We also calculated the residue-based root mean square fluctuation (RMSF) differences between each amino acid of PROM1 to directly gain insights into the structural fluctuation and flexibility of this point mutation; details are shown in Figure 3B. We found that the L245P point mutant protein has different fluctuation patterns than the wild-type protein. The RMSF graph clearly shows that mutant variant has significantly higher fluctuations in the side chain residues from number 70 to 77. To understand the nature of these structural alterations, secondary structure assignments for all protein entries were performed using a defined secondary structure of protein (DSSP) algorithm [23]. Results from DSSP analysis confirmed these regions (residues number 70-77) in the structure generated during the simulation; furthermore, it revealed that the loop in the initial human PROM1 structure folded into a small helix after the molecular dynamic simulation (Figure 3C-3D).
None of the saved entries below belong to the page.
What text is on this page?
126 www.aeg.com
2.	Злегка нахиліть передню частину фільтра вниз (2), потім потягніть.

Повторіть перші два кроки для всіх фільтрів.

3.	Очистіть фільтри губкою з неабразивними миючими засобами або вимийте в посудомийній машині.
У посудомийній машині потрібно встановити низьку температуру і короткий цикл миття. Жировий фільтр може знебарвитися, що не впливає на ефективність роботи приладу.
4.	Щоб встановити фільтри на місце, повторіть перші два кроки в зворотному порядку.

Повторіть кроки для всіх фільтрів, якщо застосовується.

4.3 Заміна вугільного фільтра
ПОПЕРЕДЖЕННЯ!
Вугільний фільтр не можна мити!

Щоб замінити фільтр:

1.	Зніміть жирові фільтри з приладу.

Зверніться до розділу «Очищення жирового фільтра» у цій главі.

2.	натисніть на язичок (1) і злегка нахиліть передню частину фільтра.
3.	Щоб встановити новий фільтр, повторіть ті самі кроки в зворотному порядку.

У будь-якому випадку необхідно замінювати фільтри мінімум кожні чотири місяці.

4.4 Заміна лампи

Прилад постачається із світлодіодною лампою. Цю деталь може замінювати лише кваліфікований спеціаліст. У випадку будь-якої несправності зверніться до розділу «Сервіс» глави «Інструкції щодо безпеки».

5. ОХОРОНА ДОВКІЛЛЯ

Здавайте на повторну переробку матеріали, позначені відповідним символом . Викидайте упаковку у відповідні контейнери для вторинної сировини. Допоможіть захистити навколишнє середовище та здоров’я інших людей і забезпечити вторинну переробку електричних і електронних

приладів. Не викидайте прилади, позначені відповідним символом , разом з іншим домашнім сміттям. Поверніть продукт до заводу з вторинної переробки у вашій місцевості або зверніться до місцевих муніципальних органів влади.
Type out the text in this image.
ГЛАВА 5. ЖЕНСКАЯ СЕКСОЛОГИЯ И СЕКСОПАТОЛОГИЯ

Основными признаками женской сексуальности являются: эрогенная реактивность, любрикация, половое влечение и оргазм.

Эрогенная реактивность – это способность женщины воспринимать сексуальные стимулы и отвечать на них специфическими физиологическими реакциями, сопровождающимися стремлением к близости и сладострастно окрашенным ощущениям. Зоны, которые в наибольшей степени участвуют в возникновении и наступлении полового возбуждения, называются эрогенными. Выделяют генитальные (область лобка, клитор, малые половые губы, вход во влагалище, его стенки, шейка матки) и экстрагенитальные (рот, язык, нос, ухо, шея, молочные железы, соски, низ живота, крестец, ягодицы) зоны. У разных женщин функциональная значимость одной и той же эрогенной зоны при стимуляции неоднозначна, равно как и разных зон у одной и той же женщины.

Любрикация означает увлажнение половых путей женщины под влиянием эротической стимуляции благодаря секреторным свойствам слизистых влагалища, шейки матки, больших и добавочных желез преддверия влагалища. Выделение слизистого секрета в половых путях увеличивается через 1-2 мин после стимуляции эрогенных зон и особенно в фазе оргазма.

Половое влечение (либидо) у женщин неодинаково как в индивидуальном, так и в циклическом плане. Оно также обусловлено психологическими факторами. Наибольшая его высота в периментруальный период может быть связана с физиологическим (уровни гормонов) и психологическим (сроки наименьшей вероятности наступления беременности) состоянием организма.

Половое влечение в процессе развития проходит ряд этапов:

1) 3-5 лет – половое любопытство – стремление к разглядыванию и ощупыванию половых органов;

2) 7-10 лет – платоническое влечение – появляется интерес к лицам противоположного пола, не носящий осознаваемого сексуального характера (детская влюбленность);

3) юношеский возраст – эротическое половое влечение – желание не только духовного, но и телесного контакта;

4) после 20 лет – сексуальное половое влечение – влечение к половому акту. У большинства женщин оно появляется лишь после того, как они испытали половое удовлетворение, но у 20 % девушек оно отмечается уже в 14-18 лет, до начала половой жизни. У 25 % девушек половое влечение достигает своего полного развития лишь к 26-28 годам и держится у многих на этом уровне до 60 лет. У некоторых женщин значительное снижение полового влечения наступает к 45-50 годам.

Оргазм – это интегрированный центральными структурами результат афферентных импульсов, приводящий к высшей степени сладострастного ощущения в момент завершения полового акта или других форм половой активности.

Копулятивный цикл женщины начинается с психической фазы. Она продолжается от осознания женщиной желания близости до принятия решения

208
In contrast, the simulated wild complex C-alpha atoms have more fluctuations in the 183-1910 residues number compared to mutant type (Figure 3B). This result indicates that the initial structure of PROM1 in wild type exhibits turn structure while L245P mutant is converted to alpha helix during 90 ns, before all structures returned to the initial conformation at the end of simulation times. Therefore, both RMSF and RMSD results demonstrated the L245P mutation markedly influences the structure of the active site of PROM1. Circular dichroism (CD) server was used for analyzing secondary structure of the wild-type and mutant PROM1 in the wavelength of far-UV i.e., 195-260 nm (Figure 3E). This graph clearly shows that the secondary structure of L245P mutant system is a more dominant alpha helix than that in the wild type with two minima around 195 and 210 nm, contributing to the stable structure of bHLH-ZIP domain of L245P mutant system.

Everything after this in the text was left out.